[lit-ideas] Whitman's Multitudes

  • From: "" <dmarc-noreply@xxxxxxxxxxxxx> (Redacted sender "Jlsperanza" for DMARC)
  • To: lit-ideas@xxxxxxxxxxxxx
  • Date: Thu, 5 Nov 2015 21:59:36 -0500

Need a poet be clear. One of the desiderata of language, according to
Grice, is clarity (the other is candour). If formalised as a maxim, it's like

i. be perspicuous [sic] -- avoid obscurity of expression

In a message dated 11/5/2015 8:42:05 P.M. Eastern Standard Time,
jejunejesuit.geary2@xxxxxxxxx writes:
"Do I contradict myself? Well then, I contradict myself. I am large. I
contain multitudes." I once [quoted that to some addressee and the
addressee] asked: "Multitudes of what?"

The scenario can well apply to Harold Bloom's favourite poet, Whitman.
Suppose it's an imaginary conversation, alla Landor, between Whitman and the
English professor, Bloom:

Bloom: You seem to be contradicting there.
Whitman: Do I? (+> contradict myself?)
Bloom: Well...
Whitman (interrupting Bloom): Well then, I do contradict myself. So what.
Bloom: Well....
Whitman: I am large. I contain multitudes*.
Bloom: Of what?

In a later essay, Bloom may express: "Whitman is not clear what multitudes
he contains. The usual implicature seem to be 'of people', but other
interpretations are possible. Poetic language is never clear, so Whitman knows
what he meant, we hope.

Cheers,

Speranza

The Anglo-Saxon poet is relying on Old French, "multitude", a coinage of
the twelfth century, derived from the Latin accusative, "multitudinem" -- the
nominative is "multitudo" -- literally: "a great number" of unmentioned
things. In most context, of people, i.e. a crowd.

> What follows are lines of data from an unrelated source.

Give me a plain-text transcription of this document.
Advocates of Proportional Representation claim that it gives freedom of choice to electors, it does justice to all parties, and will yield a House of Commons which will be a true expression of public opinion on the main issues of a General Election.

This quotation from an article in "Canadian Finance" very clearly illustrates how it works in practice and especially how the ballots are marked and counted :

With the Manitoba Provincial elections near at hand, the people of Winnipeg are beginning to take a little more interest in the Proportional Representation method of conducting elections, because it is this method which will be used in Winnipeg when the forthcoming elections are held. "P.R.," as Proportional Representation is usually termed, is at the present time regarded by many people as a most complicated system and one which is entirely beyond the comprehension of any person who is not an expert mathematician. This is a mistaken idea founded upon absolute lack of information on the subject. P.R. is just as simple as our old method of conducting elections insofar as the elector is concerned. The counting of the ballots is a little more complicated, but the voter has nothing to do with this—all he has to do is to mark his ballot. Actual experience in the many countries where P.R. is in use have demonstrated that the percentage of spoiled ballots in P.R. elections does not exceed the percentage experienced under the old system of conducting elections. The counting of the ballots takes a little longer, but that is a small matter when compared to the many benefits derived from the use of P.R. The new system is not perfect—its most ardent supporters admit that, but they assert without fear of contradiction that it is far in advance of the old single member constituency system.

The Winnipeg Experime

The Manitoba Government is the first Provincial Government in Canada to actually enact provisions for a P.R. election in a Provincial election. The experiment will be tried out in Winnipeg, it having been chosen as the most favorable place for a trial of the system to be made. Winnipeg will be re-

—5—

It can also mean THE crowd
-- as in the roar of the greasepaint, the smell of the crowd", and
derogatoritly to mean "the common people". As Varro explains in "Lingua
Latina",
"multitudo" is a refined derivation from "multus", many, much" plus a suffix
that my aunt used to use a lot, "-tudo"" (see -tude).